From January 2018 to November 2020, 25 patients were enrolled, of whom 23 started treatment. The median age was 66 years and 19 patients were male. The most common metastatic sites were lymphnodes and bone (15 and 13 patients, respectively), followed by lung and liver (10 and 4 patients, respectively). Median follow up was 8 months. Objective response rate was 35% (1 complete response and 7 partial repsonses). Median PFS was 6 months. All patients reported at least one grade (G) 1–2 adverse event (AE).
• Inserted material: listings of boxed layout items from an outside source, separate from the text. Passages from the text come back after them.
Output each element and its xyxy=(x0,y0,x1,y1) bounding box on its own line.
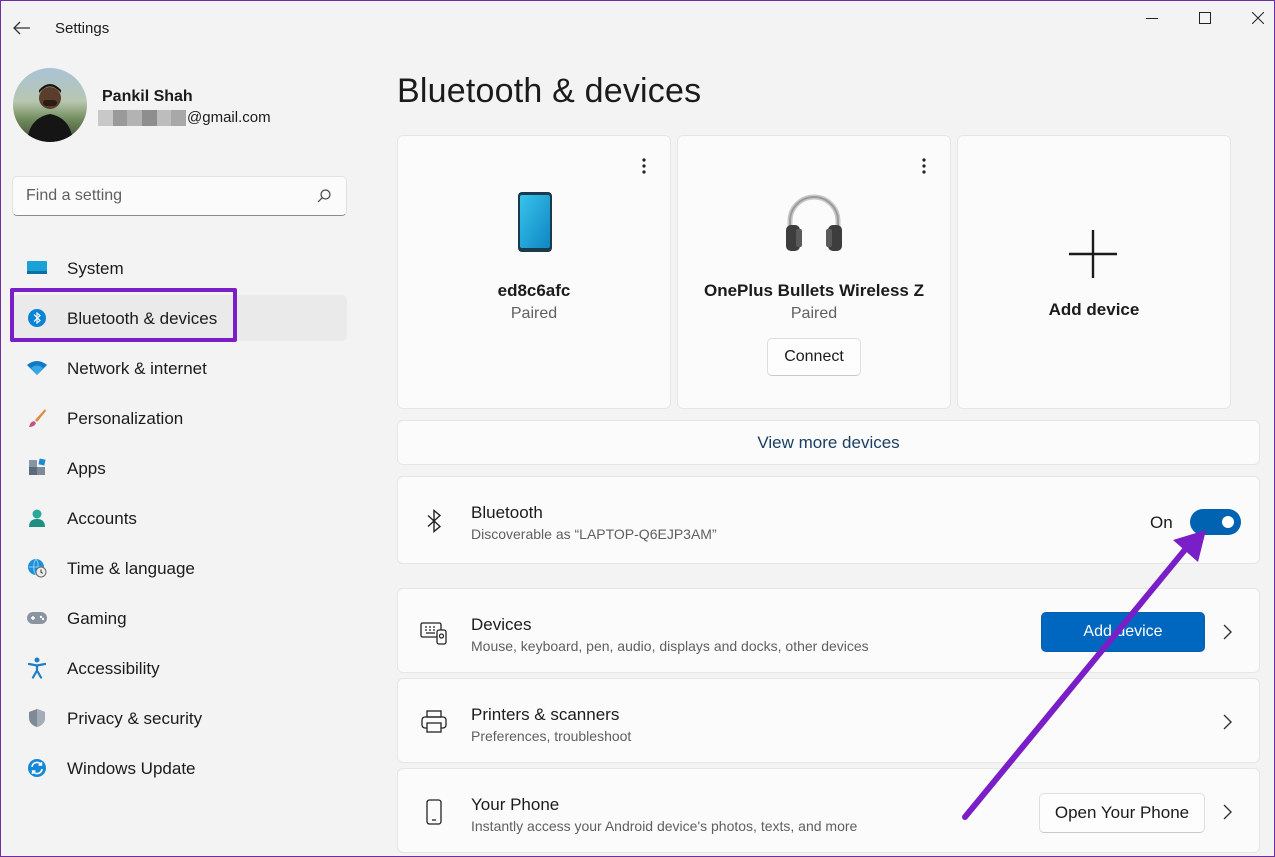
sidebar-item-label: Apps xyxy=(67,459,106,478)
printers-title: Printers & scanners xyxy=(471,705,620,724)
minimize-icon xyxy=(1146,18,1158,19)
sidebar-item-label: Time & language xyxy=(67,559,195,578)
bluetooth-title: Bluetooth xyxy=(471,503,543,522)
toggle-knob xyxy=(1222,516,1234,528)
title-bar: Settings xyxy=(0,0,1275,56)
printer-icon xyxy=(420,708,448,736)
more-options-button[interactable] xyxy=(916,156,932,176)
page-title: Bluetooth & devices xyxy=(397,72,702,110)
chevron-right-icon[interactable] xyxy=(1221,804,1233,820)
sidebar-item-label: Gaming xyxy=(67,609,127,628)
device-card[interactable]: ed8c6afc Paired xyxy=(397,135,671,409)
sidebar-item-accessibility[interactable]: Accessibility xyxy=(12,645,347,691)
devices-icon xyxy=(420,619,448,647)
sidebar-item-label: Windows Update xyxy=(67,759,196,778)
phone-outline-icon xyxy=(420,798,448,826)
avatar[interactable] xyxy=(13,68,87,142)
devices-subtitle: Mouse, keyboard, pen, audio, displays an… xyxy=(471,638,869,654)
more-vertical-icon xyxy=(922,158,926,174)
sidebar-item-apps[interactable]: Apps xyxy=(12,445,347,491)
device-card[interactable]: OnePlus Bullets Wireless Z Paired Connec… xyxy=(677,135,951,409)
device-name: OnePlus Bullets Wireless Z xyxy=(704,281,924,300)
sidebar-item-accounts[interactable]: Accounts xyxy=(12,495,347,541)
printers-scanners-row[interactable]: Printers & scanners Preferences, trouble… xyxy=(397,678,1260,763)
person-icon xyxy=(26,508,48,528)
sidebar-item-privacy-security[interactable]: Privacy & security xyxy=(12,695,347,741)
sidebar-item-personalization[interactable]: Personalization xyxy=(12,395,347,441)
update-icon xyxy=(26,758,48,778)
view-more-devices-button[interactable]: View more devices xyxy=(397,420,1260,465)
annotation-highlight-box xyxy=(10,288,237,342)
sidebar-item-gaming[interactable]: Gaming xyxy=(12,595,347,641)
profile-email: @gmail.com xyxy=(187,109,271,126)
chevron-right-icon[interactable] xyxy=(1221,624,1233,640)
close-button[interactable] xyxy=(1236,4,1275,32)
devices-title: Devices xyxy=(471,615,532,634)
apps-icon xyxy=(26,458,48,478)
your-phone-title: Your Phone xyxy=(471,795,560,814)
app-title: Settings xyxy=(55,20,110,37)
profile-photo xyxy=(27,84,73,142)
maximize-icon xyxy=(1199,12,1211,24)
back-button[interactable] xyxy=(8,14,36,42)
sidebar-item-label: Personalization xyxy=(67,409,184,428)
devices-row[interactable]: Devices Mouse, keyboard, pen, audio, dis… xyxy=(397,588,1260,673)
printers-subtitle: Preferences, troubleshoot xyxy=(471,728,632,744)
your-phone-row[interactable]: Your Phone Instantly access your Android… xyxy=(397,768,1260,853)
search-box[interactable] xyxy=(12,176,347,216)
open-your-phone-button[interactable]: Open Your Phone xyxy=(1039,793,1205,833)
device-status: Paired xyxy=(790,305,838,322)
accessibility-icon xyxy=(26,657,48,679)
sidebar-item-system[interactable]: System xyxy=(12,245,347,291)
wifi-icon xyxy=(26,358,48,378)
phone-icon xyxy=(518,192,552,252)
add-device-button[interactable]: Add device xyxy=(1041,612,1205,652)
add-device-card[interactable]: Add device xyxy=(957,135,1231,409)
minimize-button[interactable] xyxy=(1130,4,1174,32)
bluetooth-toggle[interactable] xyxy=(1190,509,1241,535)
email-redaction xyxy=(98,110,187,126)
monitor-icon xyxy=(26,258,48,278)
search-icon[interactable] xyxy=(316,188,332,204)
more-options-button[interactable] xyxy=(636,156,652,176)
view-more-devices-label: View more devices xyxy=(757,432,900,452)
gamepad-icon xyxy=(26,608,48,628)
plus-icon xyxy=(1069,230,1117,278)
chevron-right-icon[interactable] xyxy=(1221,714,1233,730)
device-name: ed8c6afc xyxy=(497,281,571,300)
back-arrow-icon xyxy=(13,21,30,35)
connect-button[interactable]: Connect xyxy=(767,338,861,376)
sidebar-item-label: Privacy & security xyxy=(67,709,203,728)
your-phone-subtitle: Instantly access your Android device's p… xyxy=(471,818,858,834)
sidebar-item-label: Network & internet xyxy=(67,359,207,378)
sidebar-item-network-internet[interactable]: Network & internet xyxy=(12,345,347,391)
close-icon xyxy=(1252,12,1264,24)
more-vertical-icon xyxy=(642,158,646,174)
maximize-button[interactable] xyxy=(1183,4,1227,32)
add-device-label: Add device xyxy=(1048,300,1140,319)
bluetooth-toggle-label: On xyxy=(1150,513,1173,532)
brush-icon xyxy=(26,408,48,428)
globe-clock-icon xyxy=(26,558,48,578)
shield-icon xyxy=(26,708,48,728)
bluetooth-outline-icon xyxy=(420,507,448,535)
sidebar-item-label: System xyxy=(67,259,124,278)
sidebar-item-time-language[interactable]: Time & language xyxy=(12,545,347,591)
bluetooth-subtitle: Discoverable as “LAPTOP-Q6EJP3AM” xyxy=(471,526,717,542)
sidebar-item-windows-update[interactable]: Windows Update xyxy=(12,745,347,791)
headphones-icon xyxy=(786,194,842,251)
sidebar-item-label: Accounts xyxy=(67,509,137,528)
search-input[interactable] xyxy=(26,187,306,205)
sidebar-item-label: Accessibility xyxy=(67,659,160,678)
device-status: Paired xyxy=(510,305,558,322)
bluetooth-toggle-row: Bluetooth Discoverable as “LAPTOP-Q6EJP3… xyxy=(397,476,1260,564)
profile-name: Pankil Shah xyxy=(102,88,193,105)
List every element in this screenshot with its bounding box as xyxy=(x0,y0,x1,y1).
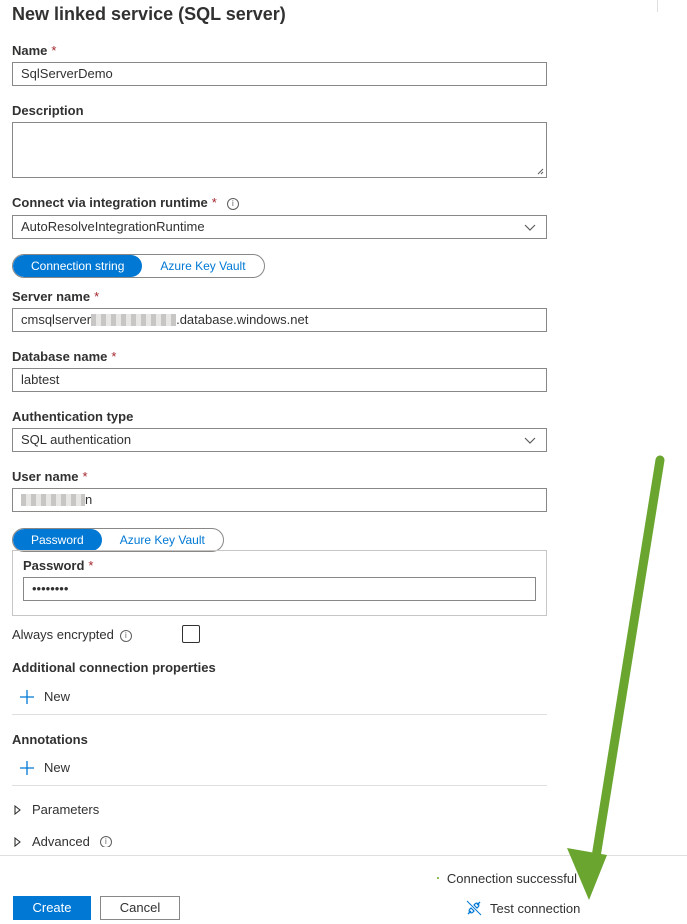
database-name-input[interactable]: labtest xyxy=(12,368,547,392)
cancel-button[interactable]: Cancel xyxy=(100,896,180,920)
parameters-expander[interactable]: Parameters xyxy=(14,802,99,817)
password-label: Password * xyxy=(23,558,94,573)
required-marker: * xyxy=(94,289,100,304)
annotations-label: Annotations xyxy=(12,732,88,747)
caret-right-icon xyxy=(14,804,21,815)
always-encrypted-label: Always encrypted i xyxy=(12,627,132,642)
plus-icon xyxy=(20,760,34,775)
runtime-value: AutoResolveIntegrationRuntime xyxy=(21,219,205,234)
description-label: Description xyxy=(12,103,84,118)
description-textarea[interactable] xyxy=(12,122,547,178)
divider xyxy=(12,714,547,715)
linked-service-panel: New linked service (SQL server) Name * Sq… xyxy=(0,0,687,924)
database-name-value: labtest xyxy=(21,372,60,387)
connection-status: Connection successful xyxy=(437,870,577,886)
server-name-label: Server name * xyxy=(12,289,100,304)
add-annotation-label: New xyxy=(44,760,71,775)
add-property-button[interactable]: New xyxy=(20,689,70,704)
create-button[interactable]: Create xyxy=(13,896,91,920)
server-name-suffix: .database.windows.net xyxy=(176,312,309,327)
parameters-label: Parameters xyxy=(32,802,100,817)
caret-right-icon xyxy=(14,836,21,847)
required-marker: * xyxy=(211,195,217,210)
redacted-blur xyxy=(91,314,177,326)
required-marker: * xyxy=(82,469,88,484)
name-input-value: SqlServerDemo xyxy=(21,66,113,81)
name-label: Name * xyxy=(12,43,57,58)
toggle-connection-string[interactable]: Connection string xyxy=(13,255,143,277)
server-name-input[interactable]: cmsqlserver .database.windows.net xyxy=(12,308,547,332)
connection-status-text: Connection successful xyxy=(446,870,577,886)
chevron-down-icon xyxy=(524,437,536,444)
toggle-password[interactable]: Password xyxy=(13,529,102,551)
info-icon[interactable]: i xyxy=(99,835,112,847)
chevron-down-icon xyxy=(524,224,536,231)
footer-divider xyxy=(0,855,687,856)
required-marker: * xyxy=(51,43,57,58)
toggle-azure-key-vault[interactable]: Azure Key Vault xyxy=(142,255,263,277)
password-input[interactable]: •••••••• xyxy=(23,577,536,601)
info-icon[interactable]: i xyxy=(226,198,239,210)
test-connection-label: Test connection xyxy=(490,900,581,916)
divider xyxy=(12,785,547,786)
connection-mode-toggle: Connection string Azure Key Vault xyxy=(12,254,265,278)
advanced-clip: Advanced i xyxy=(0,830,687,847)
resize-handle-icon[interactable] xyxy=(537,168,544,175)
test-connection-button[interactable]: Test connection xyxy=(466,900,580,916)
add-annotation-button[interactable]: New xyxy=(20,760,70,775)
database-name-label: Database name * xyxy=(12,349,117,364)
user-name-input[interactable]: n xyxy=(12,488,547,512)
info-icon[interactable]: i xyxy=(119,630,132,642)
password-value: •••••••• xyxy=(32,581,69,596)
required-marker: * xyxy=(111,349,117,364)
runtime-label: Connect via integration runtime * i xyxy=(12,195,239,210)
password-mode-toggle: Password Azure Key Vault xyxy=(12,528,224,552)
advanced-label: Advanced xyxy=(32,834,90,847)
user-name-label: User name * xyxy=(12,469,88,484)
plug-icon xyxy=(466,900,482,916)
auth-type-value: SQL authentication xyxy=(21,432,132,447)
panel-edge xyxy=(657,0,658,12)
check-circle-icon xyxy=(437,877,439,879)
name-input[interactable]: SqlServerDemo xyxy=(12,62,547,86)
toggle-password-azure-key-vault[interactable]: Azure Key Vault xyxy=(102,529,223,551)
additional-properties-label: Additional connection properties xyxy=(12,660,216,675)
required-marker: * xyxy=(88,558,94,573)
add-property-label: New xyxy=(44,689,71,704)
redacted-blur xyxy=(21,494,85,506)
auth-type-select[interactable]: SQL authentication xyxy=(12,428,547,452)
panel-title: New linked service (SQL server) xyxy=(12,4,286,24)
runtime-select[interactable]: AutoResolveIntegrationRuntime xyxy=(12,215,547,239)
server-name-prefix: cmsqlserver xyxy=(21,312,92,327)
always-encrypted-checkbox[interactable] xyxy=(182,625,200,643)
advanced-expander[interactable]: Advanced i xyxy=(14,834,112,847)
user-name-tail: n xyxy=(85,492,93,507)
auth-type-label: Authentication type xyxy=(12,409,134,424)
plus-icon xyxy=(20,689,34,704)
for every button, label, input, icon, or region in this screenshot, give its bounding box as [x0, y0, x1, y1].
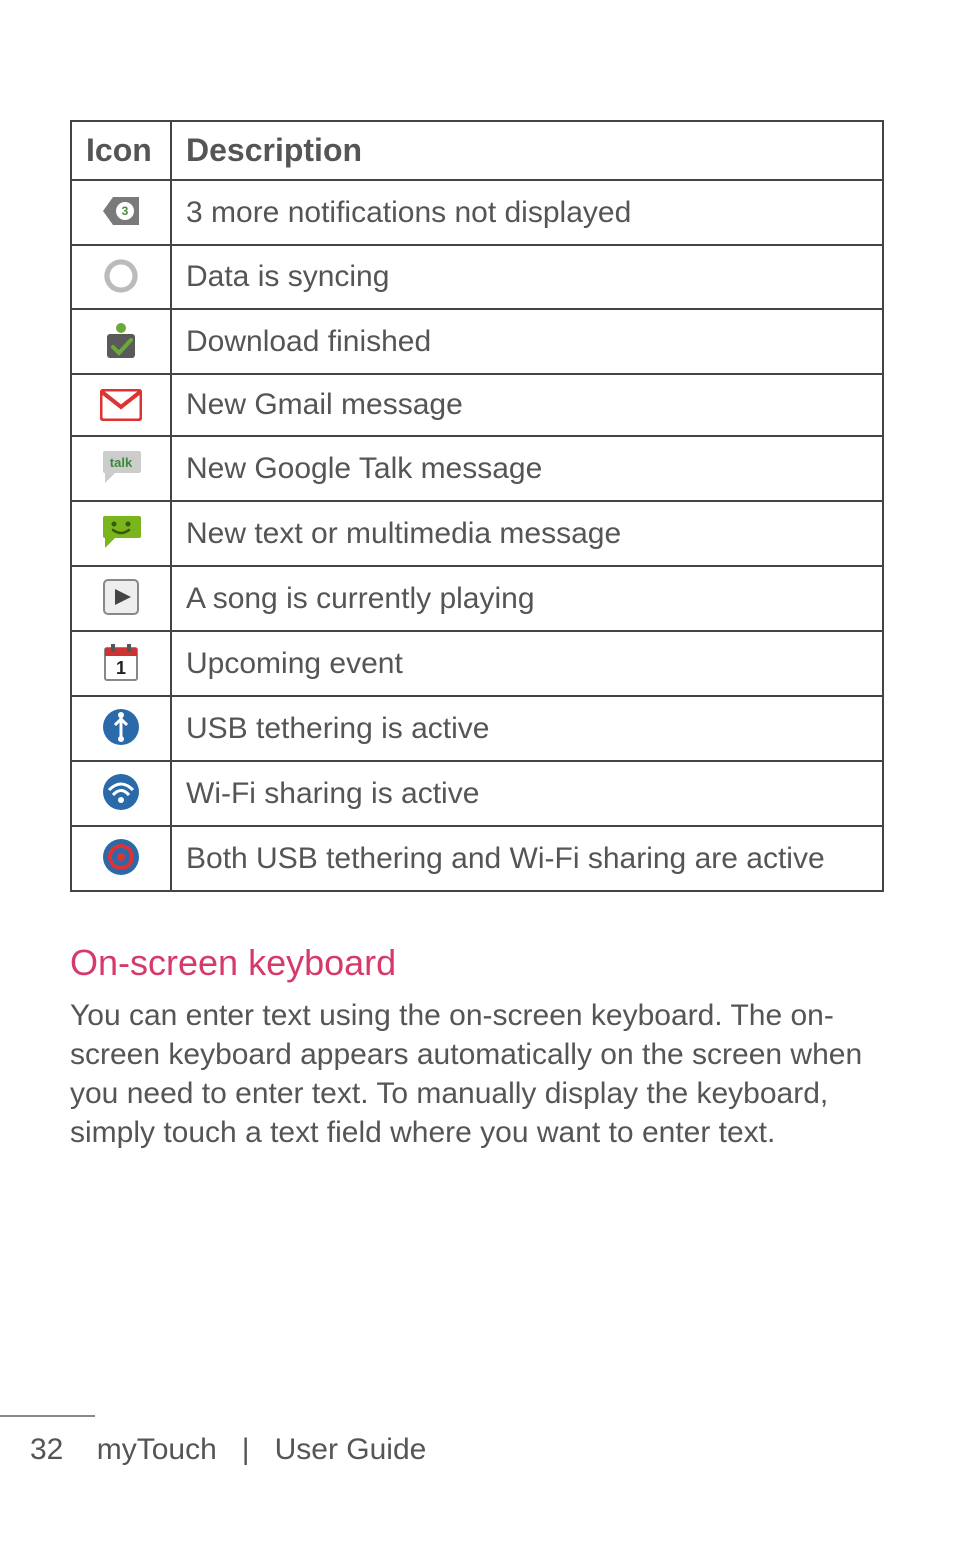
table-row: Wi-Fi sharing is active [71, 761, 883, 826]
usb-tethering-icon [99, 705, 143, 749]
description-cell: A song is currently playing [171, 566, 883, 631]
description-cell: New text or multimedia message [171, 501, 883, 566]
section-body: You can enter text using the on-screen k… [70, 996, 884, 1152]
wifi-sharing-icon [99, 770, 143, 814]
table-row: 3 3 more notifications not displayed [71, 180, 883, 245]
description-cell: 3 more notifications not displayed [171, 180, 883, 245]
google-talk-icon: talk [99, 445, 143, 489]
page-number: 32 [30, 1433, 63, 1466]
footer-product: myTouch [97, 1433, 217, 1466]
description-cell: Wi-Fi sharing is active [171, 761, 883, 826]
table-row: New Gmail message [71, 374, 883, 436]
description-cell: Download finished [171, 309, 883, 374]
download-finished-icon [99, 318, 143, 362]
page-footer: 32 myTouch | User Guide [0, 1433, 954, 1467]
music-playing-icon [99, 575, 143, 619]
section-title: On-screen keyboard [70, 942, 884, 984]
description-cell: New Google Talk message [171, 436, 883, 501]
icon-description-table: Icon Description 3 3 more notifications … [70, 120, 884, 892]
description-cell: Both USB tethering and Wi-Fi sharing are… [171, 826, 883, 891]
table-row: A song is currently playing [71, 566, 883, 631]
usb-wifi-sharing-icon [99, 835, 143, 879]
description-cell: New Gmail message [171, 374, 883, 436]
table-row: talk New Google Talk message [71, 436, 883, 501]
svg-text:talk: talk [110, 455, 133, 470]
table-row: USB tethering is active [71, 696, 883, 761]
table-row: Download finished [71, 309, 883, 374]
more-notifications-icon: 3 [99, 189, 143, 233]
svg-text:1: 1 [116, 658, 126, 678]
footer-doc-title: User Guide [275, 1433, 427, 1466]
description-cell: USB tethering is active [171, 696, 883, 761]
sync-icon [99, 254, 143, 298]
header-icon: Icon [71, 121, 171, 180]
table-row: Both USB tethering and Wi-Fi sharing are… [71, 826, 883, 891]
calendar-event-icon: 1 [99, 640, 143, 684]
svg-text:3: 3 [122, 204, 129, 218]
description-cell: Data is syncing [171, 245, 883, 309]
description-cell: Upcoming event [171, 631, 883, 696]
table-row: Data is syncing [71, 245, 883, 309]
table-row: New text or multimedia message [71, 501, 883, 566]
gmail-icon [99, 383, 143, 427]
footer-separator: | [242, 1433, 250, 1466]
sms-mms-icon [99, 510, 143, 554]
header-description: Description [171, 121, 883, 180]
table-row: 1 Upcoming event [71, 631, 883, 696]
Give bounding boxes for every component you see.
The most common were fatigue (43%), hypothyroidism (28%), stomatitis (28%), anorexia (26%), hand-foot syndrome (13%), hypertension (17%), and diarrhoea (13%). Five patients reported G3 AEs (2 thromboembolic events, 2 arterial hypertension, 1 fatigue), while no G4–5 AEs were reported. Seventeen percent of patients required dose reduction. DNA sequencing was successful in 21 (91%) patients. All tumours were microsatellite stable. No association between tumor mutational burden and response to cabo was observed. The most affected pathways were chromatin modifying enzymes (46%) and adaptive immune system (23%). Responsive patients (PFS>6 months) showed high frequency of mutations affecting deubiquitination, cell-cell communication, and TGF-n signaling. Non-responders were frequently mutated in chromatin remodeling, transcriptional regulation and Wnt signalling pathways.

CONCLUSIONS

The study met its primary endpoint showing promising efficacy and acceptable tolerability of cabo in metastatic collecting ducts carcinoma patients. Mature results according to mutational profiles and gene signatures will be presented.

References
Procopio G et al. Treatment of collecting duct carcinoma: current status and future perspectives. Anticancer Res. 2014;34(2):1027-30. Gargiuli C et al. Integrative transcriptomic analysis reveals distinctive molecular traits and novel subtypes of collecting duct carcinoma. Cancers (Basel). 2021;13(12):2903. Pagani F et al. Collecting ducts carcinoma: an orphan disease. Literature overview and future perspectives. Cancer Treat Rev. 2019;79:101891.